- Developers: Digital Fusion, Inc.
- Publisher: WizardWorks
- Platforms: Windows, Mac OS, Arcade
- Release: WindowsNA: June 13, 2000; Mac OSNA: October 6, 2000; ArcadeNA: September 2001;
- Genres: First-person shooter, shooting gallery
- Mode: Single-player

= Beach Head 2000 =

2000 video game

Beach Head 2000 is a first-person shooter game developed by Digital Fusion, and is a loose remake of the 1983 computer game Beach Head, it shares a similar premise, as players defend a beach against attack by utilizing a variety of weapons.

Originally released by WizardWorks for Microsoft Windows and MacSoft for Mac OS as a budget title, a version of the game was also produced for video arcades by Tsunami Visual Technologies, available in various motion simulation cabinets.
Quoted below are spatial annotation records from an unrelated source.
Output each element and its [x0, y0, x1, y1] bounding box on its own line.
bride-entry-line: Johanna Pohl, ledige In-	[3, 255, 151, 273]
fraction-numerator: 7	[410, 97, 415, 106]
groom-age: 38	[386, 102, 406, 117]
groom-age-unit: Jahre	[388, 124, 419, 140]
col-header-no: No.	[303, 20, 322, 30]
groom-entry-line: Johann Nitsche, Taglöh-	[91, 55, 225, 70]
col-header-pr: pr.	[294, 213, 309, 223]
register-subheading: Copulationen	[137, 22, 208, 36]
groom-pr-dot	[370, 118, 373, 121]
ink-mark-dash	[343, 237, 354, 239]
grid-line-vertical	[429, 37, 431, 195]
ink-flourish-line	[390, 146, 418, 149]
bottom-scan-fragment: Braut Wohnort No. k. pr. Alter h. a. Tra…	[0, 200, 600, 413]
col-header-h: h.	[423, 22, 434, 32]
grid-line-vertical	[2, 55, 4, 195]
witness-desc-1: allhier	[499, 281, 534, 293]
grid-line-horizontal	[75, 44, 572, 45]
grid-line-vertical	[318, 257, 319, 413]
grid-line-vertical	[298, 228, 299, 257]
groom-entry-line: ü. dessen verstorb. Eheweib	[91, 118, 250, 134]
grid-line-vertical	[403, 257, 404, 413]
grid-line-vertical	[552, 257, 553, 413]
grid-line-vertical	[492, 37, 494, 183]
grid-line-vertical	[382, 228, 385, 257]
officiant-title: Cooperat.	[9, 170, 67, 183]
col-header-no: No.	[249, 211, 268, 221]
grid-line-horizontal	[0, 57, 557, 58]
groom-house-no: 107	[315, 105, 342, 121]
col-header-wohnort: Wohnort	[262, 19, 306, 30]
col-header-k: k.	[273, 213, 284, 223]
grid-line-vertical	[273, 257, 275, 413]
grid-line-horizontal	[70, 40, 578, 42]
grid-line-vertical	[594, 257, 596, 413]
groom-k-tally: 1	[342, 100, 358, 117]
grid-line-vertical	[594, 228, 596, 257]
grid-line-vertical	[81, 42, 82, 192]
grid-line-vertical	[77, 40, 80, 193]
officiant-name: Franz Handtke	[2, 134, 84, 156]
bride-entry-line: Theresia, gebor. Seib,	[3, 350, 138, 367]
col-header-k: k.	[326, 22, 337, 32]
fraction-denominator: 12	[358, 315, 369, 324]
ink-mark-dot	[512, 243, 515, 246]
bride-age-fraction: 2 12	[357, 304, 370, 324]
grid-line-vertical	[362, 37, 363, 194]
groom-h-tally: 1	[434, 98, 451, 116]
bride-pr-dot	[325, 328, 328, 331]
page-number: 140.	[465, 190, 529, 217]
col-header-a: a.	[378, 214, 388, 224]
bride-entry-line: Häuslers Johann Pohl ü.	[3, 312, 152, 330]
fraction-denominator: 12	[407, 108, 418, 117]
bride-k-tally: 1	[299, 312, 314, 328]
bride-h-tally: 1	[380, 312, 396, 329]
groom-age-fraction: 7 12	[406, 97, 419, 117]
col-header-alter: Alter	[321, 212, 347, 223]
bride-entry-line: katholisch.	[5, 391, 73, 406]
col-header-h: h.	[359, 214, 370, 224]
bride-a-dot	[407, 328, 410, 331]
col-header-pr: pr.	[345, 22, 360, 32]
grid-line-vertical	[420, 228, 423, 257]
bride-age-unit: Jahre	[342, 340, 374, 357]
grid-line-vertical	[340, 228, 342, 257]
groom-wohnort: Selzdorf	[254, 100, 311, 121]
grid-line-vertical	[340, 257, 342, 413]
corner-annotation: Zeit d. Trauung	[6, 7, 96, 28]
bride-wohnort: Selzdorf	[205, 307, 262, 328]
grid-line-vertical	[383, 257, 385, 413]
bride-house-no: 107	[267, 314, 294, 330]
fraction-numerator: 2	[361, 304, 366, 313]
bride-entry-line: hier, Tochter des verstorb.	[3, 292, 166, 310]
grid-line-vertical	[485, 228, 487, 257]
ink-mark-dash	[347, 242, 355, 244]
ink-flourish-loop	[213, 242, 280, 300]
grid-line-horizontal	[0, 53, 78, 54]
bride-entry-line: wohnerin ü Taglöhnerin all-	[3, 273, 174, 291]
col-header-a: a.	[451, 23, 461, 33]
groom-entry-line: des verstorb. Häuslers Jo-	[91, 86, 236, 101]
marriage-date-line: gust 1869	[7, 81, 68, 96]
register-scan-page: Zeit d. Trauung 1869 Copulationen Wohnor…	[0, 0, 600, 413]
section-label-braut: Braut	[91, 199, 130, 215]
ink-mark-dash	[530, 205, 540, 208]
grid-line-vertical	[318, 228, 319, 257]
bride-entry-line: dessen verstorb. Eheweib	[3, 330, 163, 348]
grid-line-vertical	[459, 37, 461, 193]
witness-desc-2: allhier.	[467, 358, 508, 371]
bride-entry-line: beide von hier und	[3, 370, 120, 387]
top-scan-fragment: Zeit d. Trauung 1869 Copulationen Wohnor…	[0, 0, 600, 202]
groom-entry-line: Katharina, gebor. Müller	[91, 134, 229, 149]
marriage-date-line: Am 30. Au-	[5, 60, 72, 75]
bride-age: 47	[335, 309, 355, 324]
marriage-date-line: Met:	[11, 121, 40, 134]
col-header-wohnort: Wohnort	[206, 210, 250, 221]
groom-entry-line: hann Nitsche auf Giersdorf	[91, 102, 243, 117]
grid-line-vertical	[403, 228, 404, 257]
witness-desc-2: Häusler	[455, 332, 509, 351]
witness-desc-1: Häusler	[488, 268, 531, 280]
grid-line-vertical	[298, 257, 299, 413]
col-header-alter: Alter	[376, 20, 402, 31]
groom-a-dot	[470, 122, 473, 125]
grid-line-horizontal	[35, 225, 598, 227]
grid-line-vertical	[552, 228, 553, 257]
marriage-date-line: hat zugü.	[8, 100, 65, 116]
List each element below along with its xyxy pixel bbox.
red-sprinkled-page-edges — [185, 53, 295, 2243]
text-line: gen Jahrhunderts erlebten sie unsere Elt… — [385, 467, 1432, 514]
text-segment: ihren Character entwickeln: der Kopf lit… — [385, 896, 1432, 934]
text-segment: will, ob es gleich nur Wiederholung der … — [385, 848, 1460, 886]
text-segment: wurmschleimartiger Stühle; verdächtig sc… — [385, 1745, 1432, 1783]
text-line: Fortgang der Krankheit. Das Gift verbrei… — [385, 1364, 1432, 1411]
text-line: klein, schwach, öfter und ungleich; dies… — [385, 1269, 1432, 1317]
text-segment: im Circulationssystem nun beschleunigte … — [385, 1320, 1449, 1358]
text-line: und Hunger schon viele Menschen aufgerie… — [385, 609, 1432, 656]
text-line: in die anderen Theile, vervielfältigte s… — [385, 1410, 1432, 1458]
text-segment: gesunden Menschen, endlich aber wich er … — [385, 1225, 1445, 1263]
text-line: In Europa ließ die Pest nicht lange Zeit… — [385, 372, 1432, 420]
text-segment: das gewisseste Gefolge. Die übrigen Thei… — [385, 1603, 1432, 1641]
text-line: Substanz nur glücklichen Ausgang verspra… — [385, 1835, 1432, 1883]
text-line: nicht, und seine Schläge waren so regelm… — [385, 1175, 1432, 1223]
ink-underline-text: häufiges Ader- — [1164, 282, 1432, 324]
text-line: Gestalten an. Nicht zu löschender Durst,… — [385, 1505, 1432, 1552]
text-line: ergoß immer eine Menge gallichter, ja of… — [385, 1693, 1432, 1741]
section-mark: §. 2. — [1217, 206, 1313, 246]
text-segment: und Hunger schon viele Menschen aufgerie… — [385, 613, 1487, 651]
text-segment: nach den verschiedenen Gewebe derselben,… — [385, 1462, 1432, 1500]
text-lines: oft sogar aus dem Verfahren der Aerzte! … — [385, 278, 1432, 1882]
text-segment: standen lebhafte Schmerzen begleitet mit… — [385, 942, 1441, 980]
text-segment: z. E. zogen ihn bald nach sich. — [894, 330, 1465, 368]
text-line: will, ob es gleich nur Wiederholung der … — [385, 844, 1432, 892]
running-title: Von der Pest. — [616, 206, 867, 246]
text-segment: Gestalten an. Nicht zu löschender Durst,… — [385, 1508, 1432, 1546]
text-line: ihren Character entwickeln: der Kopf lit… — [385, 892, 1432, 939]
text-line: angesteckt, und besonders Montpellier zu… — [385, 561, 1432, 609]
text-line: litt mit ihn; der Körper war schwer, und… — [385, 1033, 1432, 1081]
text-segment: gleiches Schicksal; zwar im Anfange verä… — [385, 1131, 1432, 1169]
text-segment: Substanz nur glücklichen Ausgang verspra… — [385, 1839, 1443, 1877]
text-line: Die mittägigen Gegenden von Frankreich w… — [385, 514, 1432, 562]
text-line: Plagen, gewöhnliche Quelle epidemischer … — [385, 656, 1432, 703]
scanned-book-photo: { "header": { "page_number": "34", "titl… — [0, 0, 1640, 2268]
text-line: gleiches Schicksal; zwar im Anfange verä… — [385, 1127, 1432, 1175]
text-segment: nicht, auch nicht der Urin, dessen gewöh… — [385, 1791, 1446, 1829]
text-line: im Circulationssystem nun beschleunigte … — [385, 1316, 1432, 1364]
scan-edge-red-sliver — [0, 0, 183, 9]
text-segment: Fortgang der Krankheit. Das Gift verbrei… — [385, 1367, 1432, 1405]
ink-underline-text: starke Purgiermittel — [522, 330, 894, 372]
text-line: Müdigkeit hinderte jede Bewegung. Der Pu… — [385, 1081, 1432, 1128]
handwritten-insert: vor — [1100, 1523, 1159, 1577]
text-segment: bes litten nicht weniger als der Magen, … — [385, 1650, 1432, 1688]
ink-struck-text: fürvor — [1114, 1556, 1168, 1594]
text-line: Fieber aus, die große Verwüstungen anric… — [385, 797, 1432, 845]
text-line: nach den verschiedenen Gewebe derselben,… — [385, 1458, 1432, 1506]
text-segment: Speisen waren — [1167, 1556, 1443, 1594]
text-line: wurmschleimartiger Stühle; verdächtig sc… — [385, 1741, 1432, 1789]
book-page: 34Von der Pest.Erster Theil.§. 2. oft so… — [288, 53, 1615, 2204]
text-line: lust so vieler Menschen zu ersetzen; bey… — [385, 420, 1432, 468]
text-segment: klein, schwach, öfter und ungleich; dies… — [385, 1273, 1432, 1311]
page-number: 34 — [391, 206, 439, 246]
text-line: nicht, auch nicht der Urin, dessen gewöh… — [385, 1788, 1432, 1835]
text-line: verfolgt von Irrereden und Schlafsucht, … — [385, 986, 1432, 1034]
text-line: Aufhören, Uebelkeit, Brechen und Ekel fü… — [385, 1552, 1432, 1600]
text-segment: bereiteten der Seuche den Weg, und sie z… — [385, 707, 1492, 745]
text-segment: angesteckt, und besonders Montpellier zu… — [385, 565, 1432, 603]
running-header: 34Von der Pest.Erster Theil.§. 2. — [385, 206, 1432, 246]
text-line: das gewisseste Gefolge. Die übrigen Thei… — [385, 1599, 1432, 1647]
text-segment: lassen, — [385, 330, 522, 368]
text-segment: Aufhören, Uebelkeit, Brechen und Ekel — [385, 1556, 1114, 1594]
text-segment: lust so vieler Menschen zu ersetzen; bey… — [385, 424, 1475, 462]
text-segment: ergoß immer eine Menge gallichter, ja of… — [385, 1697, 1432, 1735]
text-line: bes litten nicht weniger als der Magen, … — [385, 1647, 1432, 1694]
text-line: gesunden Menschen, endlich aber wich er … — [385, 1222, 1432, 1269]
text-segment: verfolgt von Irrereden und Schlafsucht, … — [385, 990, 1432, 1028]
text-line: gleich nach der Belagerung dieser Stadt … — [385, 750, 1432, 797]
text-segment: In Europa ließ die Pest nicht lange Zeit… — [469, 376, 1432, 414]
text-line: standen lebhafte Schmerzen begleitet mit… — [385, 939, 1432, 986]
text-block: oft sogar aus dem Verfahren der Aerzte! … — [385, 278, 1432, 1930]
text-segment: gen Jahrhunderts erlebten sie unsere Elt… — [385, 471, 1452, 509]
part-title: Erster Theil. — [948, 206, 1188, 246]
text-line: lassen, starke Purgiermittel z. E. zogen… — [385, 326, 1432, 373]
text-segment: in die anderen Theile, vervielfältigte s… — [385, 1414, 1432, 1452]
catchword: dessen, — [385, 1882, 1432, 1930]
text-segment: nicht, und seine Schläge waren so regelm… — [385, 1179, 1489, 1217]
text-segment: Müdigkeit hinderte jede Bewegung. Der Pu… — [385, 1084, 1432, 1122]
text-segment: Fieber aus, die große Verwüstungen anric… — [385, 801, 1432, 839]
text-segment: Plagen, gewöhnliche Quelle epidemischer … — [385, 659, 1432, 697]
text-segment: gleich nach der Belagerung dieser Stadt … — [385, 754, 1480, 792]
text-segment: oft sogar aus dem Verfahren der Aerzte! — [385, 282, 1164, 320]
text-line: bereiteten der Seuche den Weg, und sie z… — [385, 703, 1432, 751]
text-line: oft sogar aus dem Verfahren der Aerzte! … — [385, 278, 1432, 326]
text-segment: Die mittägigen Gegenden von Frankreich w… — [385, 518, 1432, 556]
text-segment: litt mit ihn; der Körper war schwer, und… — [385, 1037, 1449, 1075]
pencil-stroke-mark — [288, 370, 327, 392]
Digital Fusion continues to sell the Windows version as a download via its website.

== Gameplay ==

Players must defend the beach from a variety of threats both on the ground and in the air.

Players take the role of the sole gunner defending a beach against invading enemy soldiers, tanks, helicopters and other military attack vehicles. The player utilizes a variety of weapons, including a gun turret with a machine gun, howitzer cannon and guided surface-to-air missiles. A handgun is available as a final means of defense. The mouse is used to aim. Additional ammo and health are available by shooting packages dropped with parachutes. Missions end when all enemies are defeated, each mission changes the spawn point of enemies on the beach. There are infinite missions and the game has no ending.

== Reception ==

The PC version received "generally unfavorable reviews" according to the review aggregation website Metacritic. GameSpot said that the game becomes repetitive when taking out the stream of enemies in each level. A review in AllGame said that "the initial appeal of Beach Head 2000s single view wears off very quickly" and compared it unfavorably to the original Beach Head. Inside Mac Games commented that the game was not worth the relatively low price, even among a limited selection of Mac OS games. However, IGN had a more positive reaction to the game, comparing it to Missile Command and calling it "strangely addicting".

The PC version was nominated for the "Worst Game of the Year" award at GameSpots Best and Worst of 2000 Awards, which went to Blaze and Blade: Eternal Quest. It was also nominated for the "Best Sound in a PC Game" award at The Electric Playgrounds Blister Awards 2000, which went to Deus Ex.

Aggregate score
| Aggregator | Score |
|---|---|
| Metacritic | 46/100 |

Review scores
| Publication | Score |
|---|---|
| AllGame | 2/5 |
| CNET Gamecenter | 5/10 |
| Computer Games Strategy Plus | 2/5 |
| Computer Gaming World | 3.5/5 |
| EP Daily | 7.5/10 |
| GameSpot | 3.9/10 |
| GameZone | 6.5/10 |
| IGN | 6/10 |
| MacLife | (Mac) "Blech!" |
| PC Gamer (US) | 18% |
| Maxim | 2/5 |

== Sequels ==
Digital Fusion produced several sequels, Beach Head 2002, Beach Head Desert War, and Baghdad Central Desert Gunner. Global VR would take over the license from Tsunami and produce arcade versions of the first three games in the series.